Figure 6.. Rv2827c binds with negative co-operativity to the full rv2827c–rv2826c promoter.

(A) EMSA of titrated Rv2827c with a probe covering from −1 to −131 of the rv2827c–rv2826c promoter, covering IR1 to IR4. The titration was performed across two EMSA gels, with an additional zero protein lane included in the second gel for normalization. Protein concentrations are shown below each gel together with the binding events (0, 1, 2, 3 or 4); S — each experiment contained 100-fold excess of the specific unlabeled probe; NS — each experiment contained 100-fold excess of non-specific unlabeled probe. (B) Fractional saturation curve plotted using the EMSA data of (A). (C) Hill plot using the EMSA data from (A). (D) Semi-log saturation curve plotted using the EMSA data of (A), showing distinct breaks in the binding curve, in accordance with the multiple binding sites contained in the probe. (E) Sequence level cartoon of the fluorescently labeled probe containing rv2827c–rv2826c −1 to −131. (F–M) Saturation curves (F,H,J,L) and Hill plots (G,I,K,M) for each IR calculated using individual IR data gathered using mutant probes (Figures 4C, D and 5C,D). For (B–D) and (F–M), points are plotted from triplicate data and display mean values with standard error of the mean.

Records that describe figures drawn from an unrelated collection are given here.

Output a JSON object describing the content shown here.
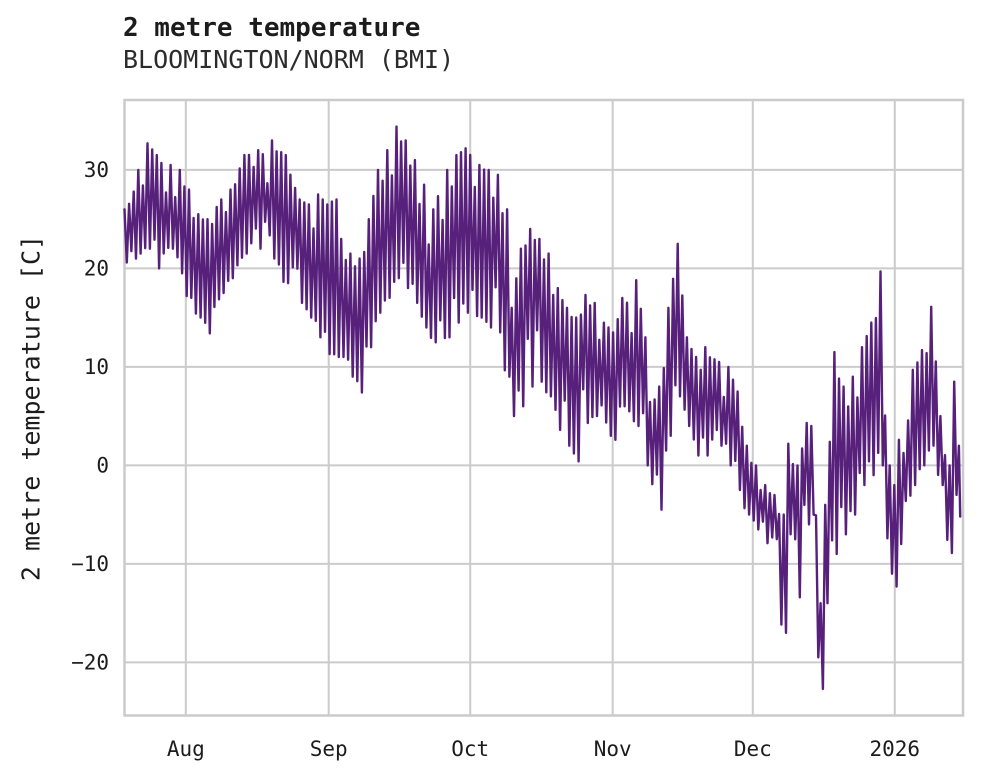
{
  "header": {
    "title": "2 metre temperature",
    "subtitle": "BLOOMINGTON/NORM (BMI)"
  },
  "chart_data": {
    "type": "line",
    "title": "2 metre temperature",
    "station": "BLOOMINGTON/NORM (BMI)",
    "xlabel": "",
    "ylabel": "2 metre temperature [C]",
    "units": "C",
    "grid": true,
    "legend": "none",
    "line_color": "#57207b",
    "grid_color": "#cbcbcb",
    "ylim": [
      -25.4,
      37.1
    ],
    "y_ticks": [
      30,
      20,
      10,
      0,
      -10,
      -20
    ],
    "x_domain_days": [
      0,
      181.9
    ],
    "x_start_date": "Jul 18",
    "x_ticks": [
      {
        "day": 13.3,
        "label": "Aug"
      },
      {
        "day": 44.3,
        "label": "Sep"
      },
      {
        "day": 75.0,
        "label": "Oct"
      },
      {
        "day": 105.9,
        "label": "Nov"
      },
      {
        "day": 136.3,
        "label": "Dec"
      },
      {
        "day": 167.1,
        "label": "2026"
      }
    ],
    "sampling": "hourly series shown as daily max/min envelope read from plot",
    "envelope": [
      {
        "day": 0,
        "date": "Jul 18",
        "max": 26,
        "min": 20.6
      },
      {
        "day": 1.5,
        "date": "Jul 19",
        "max": 27.8,
        "min": 21
      },
      {
        "day": 3,
        "date": "Jul 21",
        "max": 30,
        "min": 21.5
      },
      {
        "day": 5,
        "date": "Jul 23",
        "max": 32.7,
        "min": 22
      },
      {
        "day": 7,
        "date": "Jul 25",
        "max": 31.5,
        "min": 20
      },
      {
        "day": 10,
        "date": "Jul 28",
        "max": 30.5,
        "min": 22
      },
      {
        "day": 12,
        "date": "Jul 30",
        "max": 30,
        "min": 19.5
      },
      {
        "day": 13.5,
        "date": "Jul 31",
        "max": 28,
        "min": 17
      },
      {
        "day": 16,
        "date": "Aug 3",
        "max": 25.5,
        "min": 15
      },
      {
        "day": 18,
        "date": "Aug 5",
        "max": 25,
        "min": 13.4
      },
      {
        "day": 21,
        "date": "Aug 8",
        "max": 27,
        "min": 17.5
      },
      {
        "day": 23,
        "date": "Aug 10",
        "max": 28,
        "min": 19
      },
      {
        "day": 26,
        "date": "Aug 13",
        "max": 31.5,
        "min": 21.5
      },
      {
        "day": 29,
        "date": "Aug 16",
        "max": 32,
        "min": 22
      },
      {
        "day": 32,
        "date": "Aug 19",
        "max": 33,
        "min": 21
      },
      {
        "day": 34.5,
        "date": "Aug 21",
        "max": 31.5,
        "min": 18.5
      },
      {
        "day": 38,
        "date": "Aug 25",
        "max": 27,
        "min": 16.5
      },
      {
        "day": 40,
        "date": "Aug 27",
        "max": 26.5,
        "min": 15
      },
      {
        "day": 42,
        "date": "Aug 29",
        "max": 27.5,
        "min": 13
      },
      {
        "day": 44,
        "date": "Aug 31",
        "max": 26.5,
        "min": 11.3
      },
      {
        "day": 45.5,
        "date": "Sep 1",
        "max": 27,
        "min": 11
      },
      {
        "day": 47,
        "date": "Sep 3",
        "max": 23,
        "min": 11
      },
      {
        "day": 49,
        "date": "Sep 5",
        "max": 21.5,
        "min": 9
      },
      {
        "day": 50.5,
        "date": "Sep 6",
        "max": 21,
        "min": 7.4
      },
      {
        "day": 53,
        "date": "Sep 9",
        "max": 25,
        "min": 12
      },
      {
        "day": 55,
        "date": "Sep 11",
        "max": 30,
        "min": 15.5
      },
      {
        "day": 57,
        "date": "Sep 13",
        "max": 32,
        "min": 17
      },
      {
        "day": 59,
        "date": "Sep 15",
        "max": 34.4,
        "min": 19
      },
      {
        "day": 61,
        "date": "Sep 17",
        "max": 33,
        "min": 18
      },
      {
        "day": 63,
        "date": "Sep 19",
        "max": 31,
        "min": 16.5
      },
      {
        "day": 65,
        "date": "Sep 21",
        "max": 28.5,
        "min": 14
      },
      {
        "day": 67,
        "date": "Sep 23",
        "max": 26,
        "min": 12.5
      },
      {
        "day": 70,
        "date": "Sep 26",
        "max": 30,
        "min": 13
      },
      {
        "day": 72,
        "date": "Sep 28",
        "max": 31.5,
        "min": 14.5
      },
      {
        "day": 74,
        "date": "Sep 30",
        "max": 32.2,
        "min": 15.5
      },
      {
        "day": 77,
        "date": "Oct 3",
        "max": 30.5,
        "min": 15
      },
      {
        "day": 79,
        "date": "Oct 5",
        "max": 30,
        "min": 14
      },
      {
        "day": 81,
        "date": "Oct 7",
        "max": 29.5,
        "min": 13.5
      },
      {
        "day": 82.5,
        "date": "Oct 8",
        "max": 26,
        "min": 9
      },
      {
        "day": 84,
        "date": "Oct 10",
        "max": 16,
        "min": 5
      },
      {
        "day": 86,
        "date": "Oct 12",
        "max": 22,
        "min": 6
      },
      {
        "day": 88,
        "date": "Oct 14",
        "max": 24,
        "min": 8
      },
      {
        "day": 90,
        "date": "Oct 16",
        "max": 23,
        "min": 8.5
      },
      {
        "day": 92,
        "date": "Oct 18",
        "max": 21.5,
        "min": 7
      },
      {
        "day": 94,
        "date": "Oct 20",
        "max": 18,
        "min": 3.6
      },
      {
        "day": 96,
        "date": "Oct 22",
        "max": 16,
        "min": 2
      },
      {
        "day": 98,
        "date": "Oct 24",
        "max": 15,
        "min": 0.4
      },
      {
        "day": 100,
        "date": "Oct 26",
        "max": 17.3,
        "min": 4.3
      },
      {
        "day": 102,
        "date": "Oct 28",
        "max": 16.5,
        "min": 5
      },
      {
        "day": 104.5,
        "date": "Oct 30",
        "max": 14,
        "min": 3
      },
      {
        "day": 106,
        "date": "Nov 1",
        "max": 13.5,
        "min": 2.6
      },
      {
        "day": 108,
        "date": "Nov 3",
        "max": 17,
        "min": 6
      },
      {
        "day": 111,
        "date": "Nov 6",
        "max": 18.8,
        "min": 4
      },
      {
        "day": 113,
        "date": "Nov 8",
        "max": 13,
        "min": 0
      },
      {
        "day": 115.5,
        "date": "Nov 10",
        "max": 8,
        "min": -4.5
      },
      {
        "day": 118,
        "date": "Nov 13",
        "max": 16,
        "min": 3
      },
      {
        "day": 120,
        "date": "Nov 15",
        "max": 22.5,
        "min": 7
      },
      {
        "day": 122,
        "date": "Nov 17",
        "max": 13,
        "min": 4
      },
      {
        "day": 124,
        "date": "Nov 19",
        "max": 11,
        "min": 1
      },
      {
        "day": 126,
        "date": "Nov 21",
        "max": 12,
        "min": 1
      },
      {
        "day": 129,
        "date": "Nov 24",
        "max": 10.5,
        "min": 2
      },
      {
        "day": 131,
        "date": "Nov 26",
        "max": 10,
        "min": 0
      },
      {
        "day": 133,
        "date": "Nov 28",
        "max": 7.5,
        "min": -2.5
      },
      {
        "day": 135,
        "date": "Nov 30",
        "max": 2,
        "min": -5
      },
      {
        "day": 137,
        "date": "Dec 2",
        "max": 0,
        "min": -6.5
      },
      {
        "day": 139,
        "date": "Dec 4",
        "max": -2,
        "min": -7.9
      },
      {
        "day": 141,
        "date": "Dec 6",
        "max": -3,
        "min": -7.5
      },
      {
        "day": 142.5,
        "date": "Dec 7",
        "max": -5,
        "min": -17
      },
      {
        "day": 144,
        "date": "Dec 9",
        "max": 2.2,
        "min": -7
      },
      {
        "day": 146,
        "date": "Dec 11",
        "max": 0,
        "min": -13.4
      },
      {
        "day": 148,
        "date": "Dec 13",
        "max": 4.3,
        "min": -6
      },
      {
        "day": 149.3,
        "date": "Dec 14",
        "max": 4,
        "min": -5
      },
      {
        "day": 150.7,
        "date": "Dec 15",
        "max": -14,
        "min": -22.7
      },
      {
        "day": 152,
        "date": "Dec 17",
        "max": -4,
        "min": -14
      },
      {
        "day": 154,
        "date": "Dec 19",
        "max": 11.5,
        "min": -9
      },
      {
        "day": 156,
        "date": "Dec 21",
        "max": 8,
        "min": -7
      },
      {
        "day": 158,
        "date": "Dec 23",
        "max": 9,
        "min": -5
      },
      {
        "day": 160,
        "date": "Dec 25",
        "max": 12,
        "min": -2
      },
      {
        "day": 162,
        "date": "Dec 27",
        "max": 14.5,
        "min": -1
      },
      {
        "day": 164,
        "date": "Dec 29",
        "max": 19.7,
        "min": 0
      },
      {
        "day": 165.7,
        "date": "Dec 31",
        "max": 0,
        "min": -11
      },
      {
        "day": 166.8,
        "date": "Jan 1",
        "max": -2,
        "min": -12.3
      },
      {
        "day": 168.3,
        "date": "Jan 2",
        "max": 2.6,
        "min": -8
      },
      {
        "day": 171,
        "date": "Jan 5",
        "max": 9.7,
        "min": -2
      },
      {
        "day": 173,
        "date": "Jan 7",
        "max": 11.7,
        "min": 0
      },
      {
        "day": 175,
        "date": "Jan 9",
        "max": 16.1,
        "min": 2
      },
      {
        "day": 177,
        "date": "Jan 11",
        "max": 5,
        "min": -2
      },
      {
        "day": 178.5,
        "date": "Jan 12",
        "max": 0,
        "min": -8.9
      },
      {
        "day": 179.8,
        "date": "Jan 14",
        "max": 8.5,
        "min": -3
      },
      {
        "day": 181.3,
        "date": "Jan 15",
        "max": 2,
        "min": -5.2
      }
    ]
  }
}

Figure 7.. Rv2827c–Rv2826c is a negatively autoregulating system in E. coli.

(A) Promoter activity from upstream promoter regions of abiE (99 bp), and rv2827c–rv2826c and rv1044–rv1045 (500 bp for both) detected using lacZ transcriptional fusions. Both the abiE and rv2827c–rv2826c constructs are active, but the rv1044–rv1045 construct is not. Plotted data are normalized to the vector-only control. (B) Autoregulation of promoter activity by antitoxins. LacZ activity was measured from the abiE and rv2827c–rv2826c constructs with or without induction of the cognate antitoxin (AT, ±IPTG). Both AbiE and Rv2827c negatively autoregulate expression. Plotted data are normalized to the uninduced vector-only control. All data (A–B) are plotted as the means of triplicate data, and error bars show standard deviations from the mean.

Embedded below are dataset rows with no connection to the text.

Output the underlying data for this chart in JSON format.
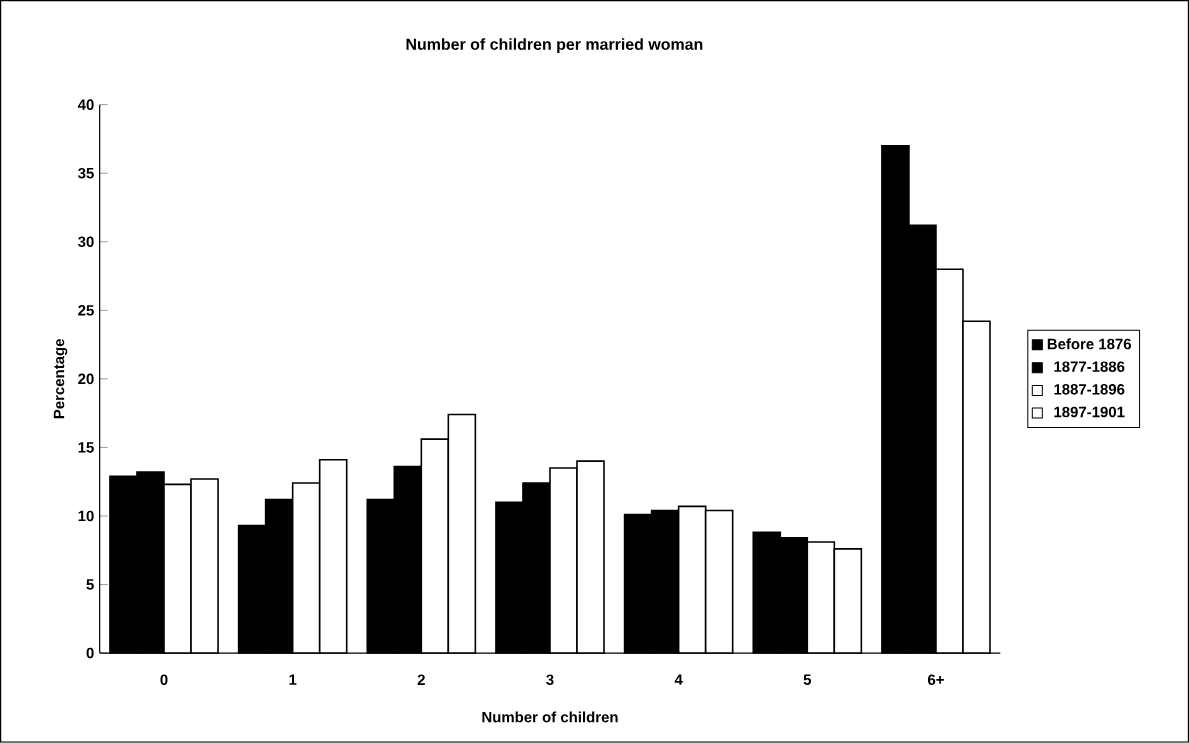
{
  "chart_data": {
    "type": "bar",
    "title": "Number of children per married woman",
    "xlabel": "Number of children",
    "ylabel": "Percentage",
    "categories": [
      "0",
      "1",
      "2",
      "3",
      "4",
      "5",
      "6+"
    ],
    "series": [
      {
        "name": "Before 1876",
        "color": "#000000",
        "values": [
          12.9,
          9.3,
          11.2,
          11.0,
          10.1,
          8.8,
          37.0
        ]
      },
      {
        "name": "1877-1886",
        "color": "#000000",
        "values": [
          13.2,
          11.2,
          13.6,
          12.4,
          10.4,
          8.4,
          31.2
        ]
      },
      {
        "name": "1887-1896",
        "color": "#ffffff",
        "values": [
          12.3,
          12.4,
          15.6,
          13.5,
          10.7,
          8.1,
          28.0
        ]
      },
      {
        "name": "1897-1901",
        "color": "#ffffff",
        "values": [
          12.7,
          14.1,
          17.4,
          14.0,
          10.4,
          7.6,
          24.2
        ]
      }
    ],
    "ylim": [
      0,
      40
    ],
    "yticks": [
      0,
      5,
      10,
      15,
      20,
      25,
      30,
      35,
      40
    ],
    "grid": false,
    "legend": "right"
  }
}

Figure 8.. Proposed model for negative autoregulation caused by Rv2827c binding to the four rv2827c–rv2826c promoter inverted repeats.

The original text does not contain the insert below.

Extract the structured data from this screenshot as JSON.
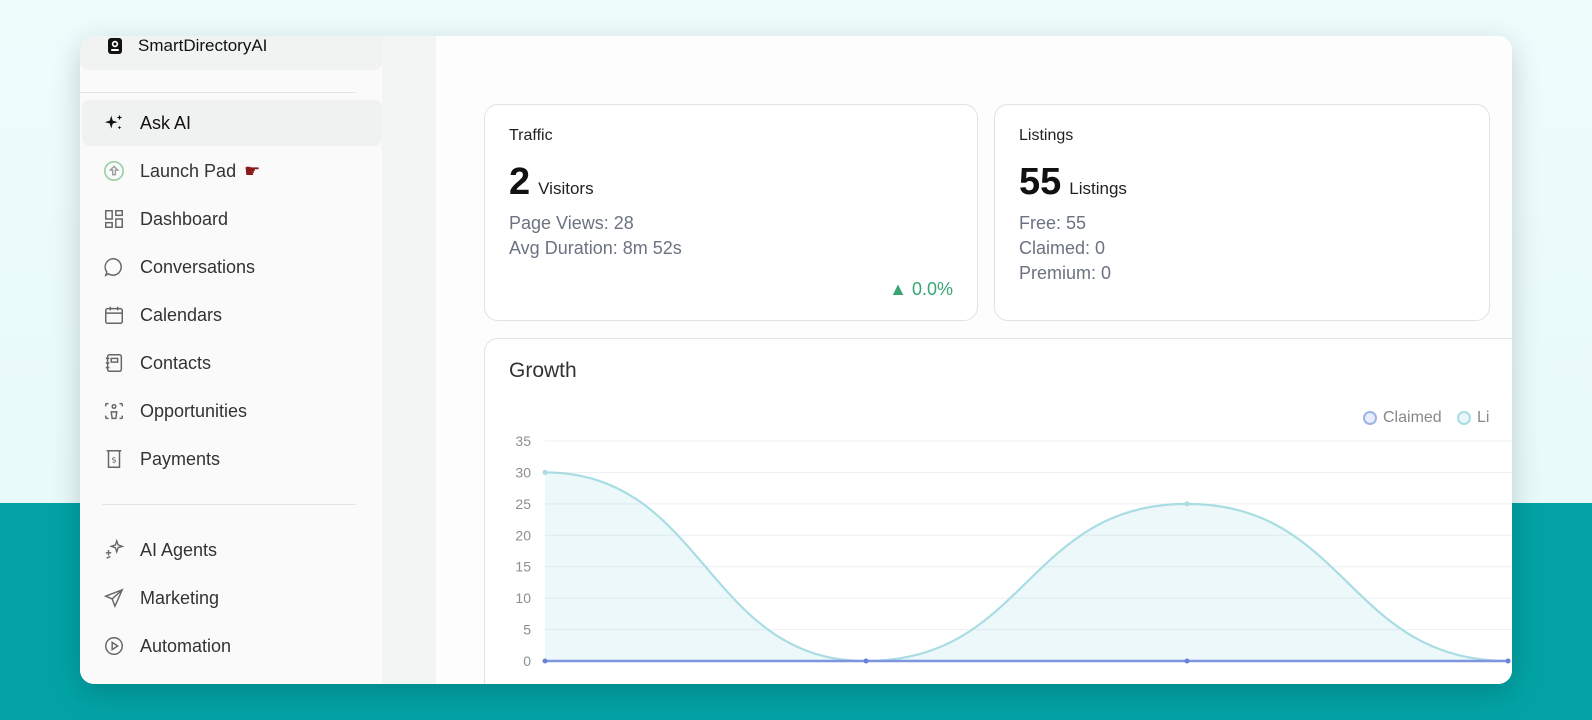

(A) Schematic representation of the putative rv2827c–rv2826c type IV toxin-antitoxin system. Model shows both rv2827c and rv2826c being translated into the antagonistic antitoxin and toxin protein pair, respectively. The antitoxin, Rv2827c, has a second function and binds to the rv2827c–rv2826c promoter, negatively autoregulating the operon. (B) An order of binding is created by the distinct affinity values for the inverted repeats represented in the sequence level cartoon, calculated from individual IR data gathered using mutant probes (Figures 4C,D and 5C, D). Rv2827c binds negatively co-operatively, initially to IR1 (0.0205 µM) followed by IR4 (0.121 µM), IR2 (0.862 µM) and finally IR3 (11.0 µM).